RT31, the 1987 car, applied some of the honeycomb ideas from the RT21 F3000 car; it was fairly competitive but Bruce Cary's experiments with lowering the engine showed the way ahead. RT32: for the 1988 season, Cary's modifications were incorporated and a honeycomb/carbon tub was adopted. The RT32 theme saw Ralt through to the end of Tauranac's time with them, subsequent RT33 (1989)- RT35 (1991) cars essentially being developments of this basic model. The 1992 RT36 was designed by Andy Thorby and lightly revised by Tauranac for 1993 as the RT37. These cars were not particularly successful in Formula Three (in part because many teams switched to Dallara chassis and therefore did not develop them) but the basic monocoque continues to be extremely successful as a hillclimb car nearly fifteen years later. The Ralt 94C was designed by Chris Radage and was not a success.

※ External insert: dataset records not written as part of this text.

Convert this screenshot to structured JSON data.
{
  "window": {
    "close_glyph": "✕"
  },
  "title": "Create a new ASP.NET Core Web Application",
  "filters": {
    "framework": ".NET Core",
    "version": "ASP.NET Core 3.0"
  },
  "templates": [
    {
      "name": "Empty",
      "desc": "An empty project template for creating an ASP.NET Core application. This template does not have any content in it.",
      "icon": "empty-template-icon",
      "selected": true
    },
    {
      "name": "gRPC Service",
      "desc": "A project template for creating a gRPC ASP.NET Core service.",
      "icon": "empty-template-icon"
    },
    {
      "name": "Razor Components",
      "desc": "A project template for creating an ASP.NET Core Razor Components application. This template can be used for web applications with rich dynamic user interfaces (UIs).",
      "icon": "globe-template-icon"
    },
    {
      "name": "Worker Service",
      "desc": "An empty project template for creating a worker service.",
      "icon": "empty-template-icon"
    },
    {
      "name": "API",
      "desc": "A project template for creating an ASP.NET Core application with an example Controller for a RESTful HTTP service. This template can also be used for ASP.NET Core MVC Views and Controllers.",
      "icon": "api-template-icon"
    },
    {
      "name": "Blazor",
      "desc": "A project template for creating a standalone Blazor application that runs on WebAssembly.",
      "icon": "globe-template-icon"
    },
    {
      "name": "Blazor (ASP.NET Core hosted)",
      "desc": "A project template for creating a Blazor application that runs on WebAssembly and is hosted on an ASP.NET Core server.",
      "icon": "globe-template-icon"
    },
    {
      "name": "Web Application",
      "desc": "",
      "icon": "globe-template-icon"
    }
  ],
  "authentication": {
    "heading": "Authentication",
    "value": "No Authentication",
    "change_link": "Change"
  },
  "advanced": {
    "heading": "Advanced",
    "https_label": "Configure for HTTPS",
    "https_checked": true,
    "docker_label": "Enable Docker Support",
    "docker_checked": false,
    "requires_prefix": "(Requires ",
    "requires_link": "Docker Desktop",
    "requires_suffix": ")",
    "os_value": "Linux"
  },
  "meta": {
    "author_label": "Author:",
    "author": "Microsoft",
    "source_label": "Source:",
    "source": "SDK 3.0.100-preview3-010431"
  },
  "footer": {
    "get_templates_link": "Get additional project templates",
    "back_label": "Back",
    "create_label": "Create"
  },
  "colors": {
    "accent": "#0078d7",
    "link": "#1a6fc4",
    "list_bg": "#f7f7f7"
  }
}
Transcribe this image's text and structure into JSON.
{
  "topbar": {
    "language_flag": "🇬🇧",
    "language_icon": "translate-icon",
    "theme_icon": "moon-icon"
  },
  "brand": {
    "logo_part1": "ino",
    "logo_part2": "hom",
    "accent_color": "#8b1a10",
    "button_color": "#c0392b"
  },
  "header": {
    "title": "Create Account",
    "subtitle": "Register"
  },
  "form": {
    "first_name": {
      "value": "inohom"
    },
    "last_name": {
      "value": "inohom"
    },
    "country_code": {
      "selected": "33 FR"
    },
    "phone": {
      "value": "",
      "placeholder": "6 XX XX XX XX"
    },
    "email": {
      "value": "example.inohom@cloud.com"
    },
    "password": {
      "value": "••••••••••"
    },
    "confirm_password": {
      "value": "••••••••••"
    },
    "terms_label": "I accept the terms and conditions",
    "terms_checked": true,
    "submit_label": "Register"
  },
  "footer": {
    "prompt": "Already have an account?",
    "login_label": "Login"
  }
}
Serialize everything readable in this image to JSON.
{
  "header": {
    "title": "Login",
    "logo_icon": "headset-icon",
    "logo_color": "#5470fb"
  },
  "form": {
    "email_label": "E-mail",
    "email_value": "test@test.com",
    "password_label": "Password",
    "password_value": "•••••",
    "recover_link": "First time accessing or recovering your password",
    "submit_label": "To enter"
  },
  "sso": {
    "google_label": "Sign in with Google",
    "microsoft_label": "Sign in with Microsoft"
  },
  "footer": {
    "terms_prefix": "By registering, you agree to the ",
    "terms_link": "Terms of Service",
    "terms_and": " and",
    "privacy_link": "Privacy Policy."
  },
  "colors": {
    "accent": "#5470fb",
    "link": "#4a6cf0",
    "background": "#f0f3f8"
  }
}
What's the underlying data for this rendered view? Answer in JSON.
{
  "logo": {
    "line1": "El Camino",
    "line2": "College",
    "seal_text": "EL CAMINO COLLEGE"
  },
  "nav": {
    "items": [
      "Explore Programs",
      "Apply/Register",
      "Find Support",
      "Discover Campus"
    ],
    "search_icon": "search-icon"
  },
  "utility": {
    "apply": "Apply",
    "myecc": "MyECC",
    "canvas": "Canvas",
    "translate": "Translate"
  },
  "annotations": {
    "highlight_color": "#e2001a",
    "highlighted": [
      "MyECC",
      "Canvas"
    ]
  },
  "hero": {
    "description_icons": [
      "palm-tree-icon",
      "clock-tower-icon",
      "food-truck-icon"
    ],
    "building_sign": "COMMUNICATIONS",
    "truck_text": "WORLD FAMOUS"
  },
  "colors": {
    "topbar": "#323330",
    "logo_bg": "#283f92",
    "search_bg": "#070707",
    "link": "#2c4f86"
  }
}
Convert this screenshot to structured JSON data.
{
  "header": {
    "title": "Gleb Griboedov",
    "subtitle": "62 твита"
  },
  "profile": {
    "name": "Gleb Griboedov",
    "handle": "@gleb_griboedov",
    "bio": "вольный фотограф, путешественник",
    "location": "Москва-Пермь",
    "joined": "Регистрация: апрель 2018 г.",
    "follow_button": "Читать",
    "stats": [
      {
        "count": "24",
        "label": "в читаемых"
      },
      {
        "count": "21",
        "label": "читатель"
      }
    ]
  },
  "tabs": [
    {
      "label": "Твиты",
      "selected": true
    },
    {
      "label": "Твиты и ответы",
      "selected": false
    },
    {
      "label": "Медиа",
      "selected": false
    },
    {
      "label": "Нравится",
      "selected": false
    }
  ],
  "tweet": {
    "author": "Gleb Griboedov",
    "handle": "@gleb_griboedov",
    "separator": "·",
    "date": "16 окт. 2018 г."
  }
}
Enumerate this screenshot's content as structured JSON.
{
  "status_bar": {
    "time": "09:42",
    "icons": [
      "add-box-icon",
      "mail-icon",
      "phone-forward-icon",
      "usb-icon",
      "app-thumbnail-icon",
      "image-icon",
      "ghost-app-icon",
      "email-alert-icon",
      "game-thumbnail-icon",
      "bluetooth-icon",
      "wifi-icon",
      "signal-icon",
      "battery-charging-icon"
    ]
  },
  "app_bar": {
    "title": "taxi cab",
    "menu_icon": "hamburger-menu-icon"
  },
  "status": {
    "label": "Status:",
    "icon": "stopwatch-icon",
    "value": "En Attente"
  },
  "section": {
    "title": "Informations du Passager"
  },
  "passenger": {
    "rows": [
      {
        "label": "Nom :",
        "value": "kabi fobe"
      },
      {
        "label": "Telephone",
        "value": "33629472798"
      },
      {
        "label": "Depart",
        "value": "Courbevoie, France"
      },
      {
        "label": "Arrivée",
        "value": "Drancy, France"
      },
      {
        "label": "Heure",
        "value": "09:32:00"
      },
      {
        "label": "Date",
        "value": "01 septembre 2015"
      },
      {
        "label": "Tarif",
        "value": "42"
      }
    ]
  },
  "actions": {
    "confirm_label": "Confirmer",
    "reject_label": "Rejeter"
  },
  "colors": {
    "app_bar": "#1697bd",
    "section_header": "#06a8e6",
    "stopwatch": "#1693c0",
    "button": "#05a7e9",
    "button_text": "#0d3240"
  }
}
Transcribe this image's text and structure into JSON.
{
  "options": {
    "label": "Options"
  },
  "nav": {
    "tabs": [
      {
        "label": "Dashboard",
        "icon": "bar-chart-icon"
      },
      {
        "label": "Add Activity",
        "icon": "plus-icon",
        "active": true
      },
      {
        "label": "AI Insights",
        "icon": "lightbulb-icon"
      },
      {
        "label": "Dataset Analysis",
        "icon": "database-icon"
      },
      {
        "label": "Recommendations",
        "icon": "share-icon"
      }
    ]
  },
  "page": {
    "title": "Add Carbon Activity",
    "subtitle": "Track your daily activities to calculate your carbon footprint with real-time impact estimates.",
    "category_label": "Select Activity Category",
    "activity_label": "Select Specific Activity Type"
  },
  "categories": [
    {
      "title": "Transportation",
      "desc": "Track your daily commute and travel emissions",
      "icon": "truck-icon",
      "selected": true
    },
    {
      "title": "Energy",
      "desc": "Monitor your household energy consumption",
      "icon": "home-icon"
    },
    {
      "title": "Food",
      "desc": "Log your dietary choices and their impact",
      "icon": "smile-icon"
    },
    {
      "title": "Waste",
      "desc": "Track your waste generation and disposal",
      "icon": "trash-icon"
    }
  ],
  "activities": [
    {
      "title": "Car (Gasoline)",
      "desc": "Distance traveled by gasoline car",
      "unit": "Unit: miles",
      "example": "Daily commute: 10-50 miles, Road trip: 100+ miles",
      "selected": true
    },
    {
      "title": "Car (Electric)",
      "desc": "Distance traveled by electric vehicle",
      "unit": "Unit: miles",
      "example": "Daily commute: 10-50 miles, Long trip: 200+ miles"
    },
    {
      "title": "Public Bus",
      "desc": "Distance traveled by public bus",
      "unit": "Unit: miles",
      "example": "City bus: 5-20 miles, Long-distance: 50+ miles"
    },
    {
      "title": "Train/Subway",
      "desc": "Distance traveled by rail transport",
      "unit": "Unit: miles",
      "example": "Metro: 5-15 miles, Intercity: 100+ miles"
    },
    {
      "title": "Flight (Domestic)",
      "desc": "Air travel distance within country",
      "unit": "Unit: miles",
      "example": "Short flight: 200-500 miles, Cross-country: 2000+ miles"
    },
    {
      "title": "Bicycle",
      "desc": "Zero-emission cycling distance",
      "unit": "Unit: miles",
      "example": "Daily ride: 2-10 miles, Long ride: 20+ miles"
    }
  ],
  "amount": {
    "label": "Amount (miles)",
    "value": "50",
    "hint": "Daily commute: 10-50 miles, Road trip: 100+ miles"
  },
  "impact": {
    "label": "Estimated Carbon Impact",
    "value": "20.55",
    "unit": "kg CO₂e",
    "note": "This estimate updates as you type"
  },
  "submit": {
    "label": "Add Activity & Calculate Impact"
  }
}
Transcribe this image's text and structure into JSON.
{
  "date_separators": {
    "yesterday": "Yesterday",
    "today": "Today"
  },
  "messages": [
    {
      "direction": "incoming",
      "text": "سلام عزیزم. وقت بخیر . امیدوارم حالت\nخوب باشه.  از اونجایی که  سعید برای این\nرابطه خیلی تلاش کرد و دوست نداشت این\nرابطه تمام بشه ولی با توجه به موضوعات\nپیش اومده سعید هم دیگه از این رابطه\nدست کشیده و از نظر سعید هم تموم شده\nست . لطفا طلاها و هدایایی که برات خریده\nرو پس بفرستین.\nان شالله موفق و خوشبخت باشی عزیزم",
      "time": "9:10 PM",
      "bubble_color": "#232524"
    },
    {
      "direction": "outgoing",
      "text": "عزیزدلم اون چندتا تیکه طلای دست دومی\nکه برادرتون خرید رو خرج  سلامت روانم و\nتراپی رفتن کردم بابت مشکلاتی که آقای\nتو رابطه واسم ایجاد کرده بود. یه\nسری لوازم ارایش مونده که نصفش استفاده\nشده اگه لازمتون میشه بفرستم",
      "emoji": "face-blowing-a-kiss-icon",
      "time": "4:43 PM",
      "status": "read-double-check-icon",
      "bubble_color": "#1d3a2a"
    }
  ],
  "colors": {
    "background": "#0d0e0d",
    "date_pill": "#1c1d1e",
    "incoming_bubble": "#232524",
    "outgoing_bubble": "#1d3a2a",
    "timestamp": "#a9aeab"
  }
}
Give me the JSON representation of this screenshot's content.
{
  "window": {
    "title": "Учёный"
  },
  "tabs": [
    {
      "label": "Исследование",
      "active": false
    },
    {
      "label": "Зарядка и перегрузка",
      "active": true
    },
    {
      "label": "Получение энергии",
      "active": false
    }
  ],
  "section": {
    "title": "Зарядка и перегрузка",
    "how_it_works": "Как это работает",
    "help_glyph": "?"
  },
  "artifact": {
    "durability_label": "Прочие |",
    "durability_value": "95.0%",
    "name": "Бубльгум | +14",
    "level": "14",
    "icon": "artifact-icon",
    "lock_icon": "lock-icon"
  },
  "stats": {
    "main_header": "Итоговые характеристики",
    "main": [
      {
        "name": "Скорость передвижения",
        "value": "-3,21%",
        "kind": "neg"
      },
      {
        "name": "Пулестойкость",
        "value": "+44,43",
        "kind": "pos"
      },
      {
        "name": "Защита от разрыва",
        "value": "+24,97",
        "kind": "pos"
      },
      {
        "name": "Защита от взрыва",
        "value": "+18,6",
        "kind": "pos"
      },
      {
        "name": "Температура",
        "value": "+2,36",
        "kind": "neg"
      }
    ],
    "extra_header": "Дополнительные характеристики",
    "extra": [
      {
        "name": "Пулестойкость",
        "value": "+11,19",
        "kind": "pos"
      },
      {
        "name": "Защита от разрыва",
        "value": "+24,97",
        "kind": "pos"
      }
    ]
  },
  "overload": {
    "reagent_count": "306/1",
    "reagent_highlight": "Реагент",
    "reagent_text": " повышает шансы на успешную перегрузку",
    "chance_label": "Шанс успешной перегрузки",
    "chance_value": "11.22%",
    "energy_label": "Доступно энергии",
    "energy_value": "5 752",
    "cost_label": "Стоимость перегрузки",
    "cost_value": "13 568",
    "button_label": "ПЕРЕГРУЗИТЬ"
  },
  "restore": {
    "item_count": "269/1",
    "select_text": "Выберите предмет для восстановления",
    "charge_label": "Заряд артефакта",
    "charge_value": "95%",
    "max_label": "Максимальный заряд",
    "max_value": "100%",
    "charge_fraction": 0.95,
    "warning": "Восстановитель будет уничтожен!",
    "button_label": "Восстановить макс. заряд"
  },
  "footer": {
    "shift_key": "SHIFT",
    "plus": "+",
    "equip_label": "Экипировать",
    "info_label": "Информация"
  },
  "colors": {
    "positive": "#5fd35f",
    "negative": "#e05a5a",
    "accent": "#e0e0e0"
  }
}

===Later Formula Atlantic variants===

The RT40 and RT41 were Formula Atlantic derivatives of the later Formula Three cars; the RT40 was the last Ralt with which Tauranac was involved. Many Champcar World Series and Indy Racing League drivers past and present, honed their skills in these cars, including Jacques Villeneuve, the 1995 Indy 500 winner and 1997 F1 World Champion. After being phased out of the Pro Atlantic series in 1998 in favor of the Swift 008a, the Ralt RT40s and 41s are still being raced competitively (2007) in the Sports Car Club of America, some 13–14 years after the RT40's debut, with Rennie Clayton winning the SCCA Championship in a Ralt RT-41 as recently as 2003.

Originally equipped for Pro Atlantic racing with a highly tuned variant of the Toyota 4A-GE twin cam engine displacing 1.6 litres and developing approximately 250 bhp; several of these chassis have been converted both with bodywork to compete in SCCA C Sports Racer (CSR) and now Prototype 1 (P1) with other engine packages such as the twin rotor 13b Mazda, Honda and Cosworth 1600.

==Ralt in other hands==
Ralt's 1988 Formula 3000 car was proving a challenge to develop; the works drivers' backers (for the first time, Tauranac was running paying drivers rather than paying his own) encouraged them to leave the team and not pay up; the company was also suffering from loss of its American markets for RT4s (Swift were upping the stakes dramatically) and RT5s (SuperVee was on its last legs in the US as a major category). Reynard's aggressive marketing was cutting into the F3000 and F3 markets. Tauranac was looking to sell the company and ultimately ended up selling out to March for just over a million pounds; they had concentrated on high-value bespoke racing cars and allowed their customer cars to atrophy so the merger appeared to be a good move.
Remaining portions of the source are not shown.